Aku masih mencoba berkelih, "Tapi, 'kan, sebaiknya nggak jalan-jalan kalau nggak butuh beli apa-apa?"
"Udah new normal, kali. Nggak usah takut!"
"New normal, 'kan, nggak sama dengan virusnya udah hilang."
"Denis nggak seru!"
Aku hanya menatap ponsel dengan panggilan yang sudah dimatikan. Sementara teman-teman mulai menjauhiku karena mereka menganggapku culun punya, karena aku tidak bisa bergaul, dan karena aku terlalu percaya Corona.
Sementara ibuku masih meneleponku setiap dua hari sekali sambil menangis karena merasa kelelahan---dan aku cuma bisa diam di rumah sambil menunggunya pulang. Karena malam yang dingin dan beku tak pernah lebih mematikan selain jika ibu tak ada di sisiku. Sementara televisi masih menayangkan berita-berita yang tak pernah kupaham benar tidaknya, dan media-media yang menampilkan berita huru-hara.

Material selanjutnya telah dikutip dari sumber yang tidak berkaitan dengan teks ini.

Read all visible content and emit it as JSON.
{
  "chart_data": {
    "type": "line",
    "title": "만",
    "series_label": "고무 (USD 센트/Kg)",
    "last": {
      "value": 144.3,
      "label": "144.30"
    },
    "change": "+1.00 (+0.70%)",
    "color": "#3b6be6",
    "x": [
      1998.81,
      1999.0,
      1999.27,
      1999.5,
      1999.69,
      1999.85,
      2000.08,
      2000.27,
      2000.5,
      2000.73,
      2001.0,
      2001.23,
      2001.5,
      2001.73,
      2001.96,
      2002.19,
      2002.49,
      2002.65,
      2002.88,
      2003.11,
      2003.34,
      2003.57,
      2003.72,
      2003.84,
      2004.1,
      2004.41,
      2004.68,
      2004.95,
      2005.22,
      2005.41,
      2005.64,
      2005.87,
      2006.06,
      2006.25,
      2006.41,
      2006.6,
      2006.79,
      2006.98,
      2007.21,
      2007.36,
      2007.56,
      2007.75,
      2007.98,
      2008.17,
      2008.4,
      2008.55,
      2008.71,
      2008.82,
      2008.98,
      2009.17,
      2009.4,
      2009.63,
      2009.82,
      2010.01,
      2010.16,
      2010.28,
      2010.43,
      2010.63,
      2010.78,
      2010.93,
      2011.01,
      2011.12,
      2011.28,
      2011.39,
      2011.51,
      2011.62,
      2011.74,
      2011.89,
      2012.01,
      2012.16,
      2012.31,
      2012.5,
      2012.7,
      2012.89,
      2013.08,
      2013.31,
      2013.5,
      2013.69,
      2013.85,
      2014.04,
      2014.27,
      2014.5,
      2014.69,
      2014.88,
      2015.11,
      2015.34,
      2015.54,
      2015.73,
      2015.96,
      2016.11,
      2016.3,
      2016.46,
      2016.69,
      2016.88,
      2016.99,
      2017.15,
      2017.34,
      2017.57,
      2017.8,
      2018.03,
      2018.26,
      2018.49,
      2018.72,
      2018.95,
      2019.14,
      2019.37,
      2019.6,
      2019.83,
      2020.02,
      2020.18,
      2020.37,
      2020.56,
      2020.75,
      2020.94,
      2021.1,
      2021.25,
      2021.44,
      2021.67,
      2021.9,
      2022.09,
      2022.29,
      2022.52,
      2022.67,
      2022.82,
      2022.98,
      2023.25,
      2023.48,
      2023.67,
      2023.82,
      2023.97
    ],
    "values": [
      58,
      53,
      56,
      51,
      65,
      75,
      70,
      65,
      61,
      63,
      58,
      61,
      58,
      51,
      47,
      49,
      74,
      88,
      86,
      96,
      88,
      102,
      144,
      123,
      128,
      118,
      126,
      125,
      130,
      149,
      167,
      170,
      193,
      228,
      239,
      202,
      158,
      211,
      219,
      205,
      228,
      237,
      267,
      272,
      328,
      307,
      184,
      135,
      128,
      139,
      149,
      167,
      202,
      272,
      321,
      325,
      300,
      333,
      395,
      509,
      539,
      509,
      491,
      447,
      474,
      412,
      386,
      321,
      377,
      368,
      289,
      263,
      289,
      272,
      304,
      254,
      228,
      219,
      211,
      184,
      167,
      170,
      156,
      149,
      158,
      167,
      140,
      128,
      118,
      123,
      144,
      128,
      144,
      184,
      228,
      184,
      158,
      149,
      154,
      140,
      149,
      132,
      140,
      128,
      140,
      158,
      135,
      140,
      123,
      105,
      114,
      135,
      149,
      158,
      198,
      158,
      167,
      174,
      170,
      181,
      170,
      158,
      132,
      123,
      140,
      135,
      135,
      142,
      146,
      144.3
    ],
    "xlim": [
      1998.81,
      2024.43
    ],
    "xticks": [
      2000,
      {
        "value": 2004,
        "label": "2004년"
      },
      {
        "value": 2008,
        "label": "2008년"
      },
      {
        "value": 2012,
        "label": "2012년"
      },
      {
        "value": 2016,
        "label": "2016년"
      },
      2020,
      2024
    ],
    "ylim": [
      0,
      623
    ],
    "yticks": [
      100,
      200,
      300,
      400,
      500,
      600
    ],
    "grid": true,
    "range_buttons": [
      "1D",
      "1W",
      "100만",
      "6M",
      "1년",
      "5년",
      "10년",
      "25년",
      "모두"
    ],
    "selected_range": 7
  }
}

Dan orang-orang masih mendebatkan apakah corona ada atau tidak ada, sementara ibuku bahkan tak punya cukup waktu untuk pulang, makan, ataupun sekadar buang air. Orang-orang tak banyak berperan, dan mereka masih sibuk mendebatkan tentang bagaimana seharusnya kita bersikap. Sementara aku, masih tidur setiap malam, menangis karena merindukan ibuku.
---
"Minggu depan ibu dapat libur dua minggu, Nak!" suara ibuku tampak ceria di ujung panggilan sana. Aku yang masih menyiapkan roti untuk sarapanku sendiri tersenyum.
"Asik!"
"Kamu belanja bahan-bahan makanan, ya, Nak. Nanti ibu masakin yang enak." kata ibuku. Aku mengangguk walau ibuku mungkin tidak melihatnya---tapi aku ingin meyakinkan diri bahwa aku senang sekali.